Propelled to power by words, Obama must prove rhetoric


Washington Post

WASHINGTON — In the inaugural address launching his presidency, Barack Obama Tuesday drew on his sense of history and the needs of the moment — the same strengths that shaped the speeches that propelled him from obscurity to the White House in four years.

In his very first sentence, Obama cited “the sacrifices borne by our ancestors” and said the confidence he feels in the face of two wars and the worst economic crisis in three-quarters of a century rests on Americans remaining “faithful to the ideals of our forbearers and ... our founding documents.”

More than most politicians, Obama has relied on his formal speeches to power his ambitious career. Tuesday’s address — much of which he wrote himself — signaled a sharp break with the domestic and national security policies of the Bush administration and a reaffirmation of Obama’s main campaign themes.

As in his keynote address to the 2004 Democratic National Convention, the speech that lifted the young Illinois state senator from obscurity, and in the Iowa Jefferson-Jackson Dinner speech that launched his first national campaign, Obama said he and his nation had “chosen hope over fear, unity of purpose over conflict and discord.”

Those words — hope and unity — have been the consistent keynotes of his political rhetoric. They now will be tested in the toughest of crucibles, as he confronts a deeply anxious nation that has attached its hopes strongly to him.

In turn, Obama was at pains in this somber inaugural to turn the burden back to them. “For as much as government can do and must do,” Obama said, “it is ultimately the faith and determination of the American people upon which this nation relies.”

“What is demanded,” he said, is a return to the old virtues and values — “hard work and honesty, courage and fair play, tolerance and curiosity, loyalty and patriotism.”

In the few substantive passages in the speech, Obama signaled a change from the Bush administration.

Alluding to the almost-trillion-dollar stimulus package he outlined to Congress even before he took the oath, he called for “bold and swift” action to stop the slide in jobs, manufacturing and housing.
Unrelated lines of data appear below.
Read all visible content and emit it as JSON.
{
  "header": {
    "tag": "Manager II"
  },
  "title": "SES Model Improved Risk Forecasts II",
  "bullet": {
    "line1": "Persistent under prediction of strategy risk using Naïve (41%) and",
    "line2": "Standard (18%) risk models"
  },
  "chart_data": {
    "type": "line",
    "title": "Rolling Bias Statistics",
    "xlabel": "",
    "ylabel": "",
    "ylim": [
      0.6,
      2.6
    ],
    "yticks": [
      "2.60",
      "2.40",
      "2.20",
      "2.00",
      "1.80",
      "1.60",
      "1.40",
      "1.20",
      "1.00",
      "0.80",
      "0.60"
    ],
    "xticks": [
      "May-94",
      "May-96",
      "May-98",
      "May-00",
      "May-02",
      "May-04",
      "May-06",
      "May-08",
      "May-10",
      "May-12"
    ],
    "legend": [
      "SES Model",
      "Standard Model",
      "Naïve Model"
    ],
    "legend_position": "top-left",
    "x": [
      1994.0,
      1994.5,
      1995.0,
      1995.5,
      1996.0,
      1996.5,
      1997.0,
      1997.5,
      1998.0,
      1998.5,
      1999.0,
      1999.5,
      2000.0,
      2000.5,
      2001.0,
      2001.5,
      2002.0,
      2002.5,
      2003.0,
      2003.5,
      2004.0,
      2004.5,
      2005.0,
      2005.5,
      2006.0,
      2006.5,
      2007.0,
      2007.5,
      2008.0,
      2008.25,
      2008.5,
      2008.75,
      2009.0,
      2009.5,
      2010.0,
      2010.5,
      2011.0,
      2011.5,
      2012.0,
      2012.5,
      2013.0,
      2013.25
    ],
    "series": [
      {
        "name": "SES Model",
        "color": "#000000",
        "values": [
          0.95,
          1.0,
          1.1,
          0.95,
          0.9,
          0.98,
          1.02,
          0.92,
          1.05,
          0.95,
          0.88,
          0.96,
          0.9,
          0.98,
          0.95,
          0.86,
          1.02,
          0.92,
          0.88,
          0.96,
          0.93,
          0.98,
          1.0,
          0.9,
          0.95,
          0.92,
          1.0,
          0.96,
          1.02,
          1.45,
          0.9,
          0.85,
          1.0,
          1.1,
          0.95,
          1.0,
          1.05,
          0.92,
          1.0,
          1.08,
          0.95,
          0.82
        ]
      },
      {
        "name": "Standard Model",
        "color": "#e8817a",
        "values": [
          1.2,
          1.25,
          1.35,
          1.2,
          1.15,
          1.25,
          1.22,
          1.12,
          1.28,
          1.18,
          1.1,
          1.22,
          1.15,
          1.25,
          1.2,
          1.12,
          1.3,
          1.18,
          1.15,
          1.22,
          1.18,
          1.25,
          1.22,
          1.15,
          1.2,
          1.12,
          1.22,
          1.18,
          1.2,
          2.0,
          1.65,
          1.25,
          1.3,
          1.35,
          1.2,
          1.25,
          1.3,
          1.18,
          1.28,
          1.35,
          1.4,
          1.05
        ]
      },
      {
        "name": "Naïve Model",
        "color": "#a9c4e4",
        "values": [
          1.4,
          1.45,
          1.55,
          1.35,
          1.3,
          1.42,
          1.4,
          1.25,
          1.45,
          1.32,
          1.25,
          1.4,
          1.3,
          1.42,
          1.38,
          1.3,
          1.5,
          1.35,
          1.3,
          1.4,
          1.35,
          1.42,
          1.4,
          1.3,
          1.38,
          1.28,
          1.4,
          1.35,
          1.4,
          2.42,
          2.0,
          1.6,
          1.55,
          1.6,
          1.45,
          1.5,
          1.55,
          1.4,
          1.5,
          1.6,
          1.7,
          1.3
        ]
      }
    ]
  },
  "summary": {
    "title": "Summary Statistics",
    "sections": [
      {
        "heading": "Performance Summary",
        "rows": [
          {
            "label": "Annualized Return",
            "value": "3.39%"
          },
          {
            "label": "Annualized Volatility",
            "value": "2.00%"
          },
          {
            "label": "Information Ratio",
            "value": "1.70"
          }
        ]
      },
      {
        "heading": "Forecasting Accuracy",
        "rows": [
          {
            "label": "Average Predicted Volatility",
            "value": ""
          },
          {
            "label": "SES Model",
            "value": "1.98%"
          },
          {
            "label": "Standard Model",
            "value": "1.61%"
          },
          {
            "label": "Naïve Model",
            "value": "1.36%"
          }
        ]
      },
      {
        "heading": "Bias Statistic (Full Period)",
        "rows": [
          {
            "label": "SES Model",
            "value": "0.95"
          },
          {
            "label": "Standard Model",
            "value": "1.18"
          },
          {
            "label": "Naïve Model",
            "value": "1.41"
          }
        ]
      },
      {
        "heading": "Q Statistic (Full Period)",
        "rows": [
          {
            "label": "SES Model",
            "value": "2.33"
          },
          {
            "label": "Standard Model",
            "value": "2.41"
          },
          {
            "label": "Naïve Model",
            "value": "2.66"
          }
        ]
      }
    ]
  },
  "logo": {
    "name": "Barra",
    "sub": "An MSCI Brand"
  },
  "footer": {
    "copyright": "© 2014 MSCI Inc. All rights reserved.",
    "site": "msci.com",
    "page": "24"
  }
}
He also alluded to new initiatives, not yet specified, in energy, education, health care and technology.

Turning to national security, Obama rejected Bush’s contention that the terrorist threat necessitated some sacrifice of privacy and civil liberties, saying, “We reject as false the choice between our safety and our ideals . ... Those ideals still light the world, and we will not give them up for expedience’s sake.”

The biggest and most obvious change that Obama represents went almost unmentioned by him: the fact that he is the first black or mixed-race man ever elected president.

He noted the uniqueness of the fact that “a man whose father less than 60 years ago might not have been served at a local restaurant can now stand before you to take a most sacred oath.”

But as was the case in his campaign, Obama did not identify himself as “the black candidate for president” and he cast his appeal broadly, not toward a targeted audience.

What speeches can accomplish, they have delivered handsomely for Barack Obama. Now, it will depend on his deeds.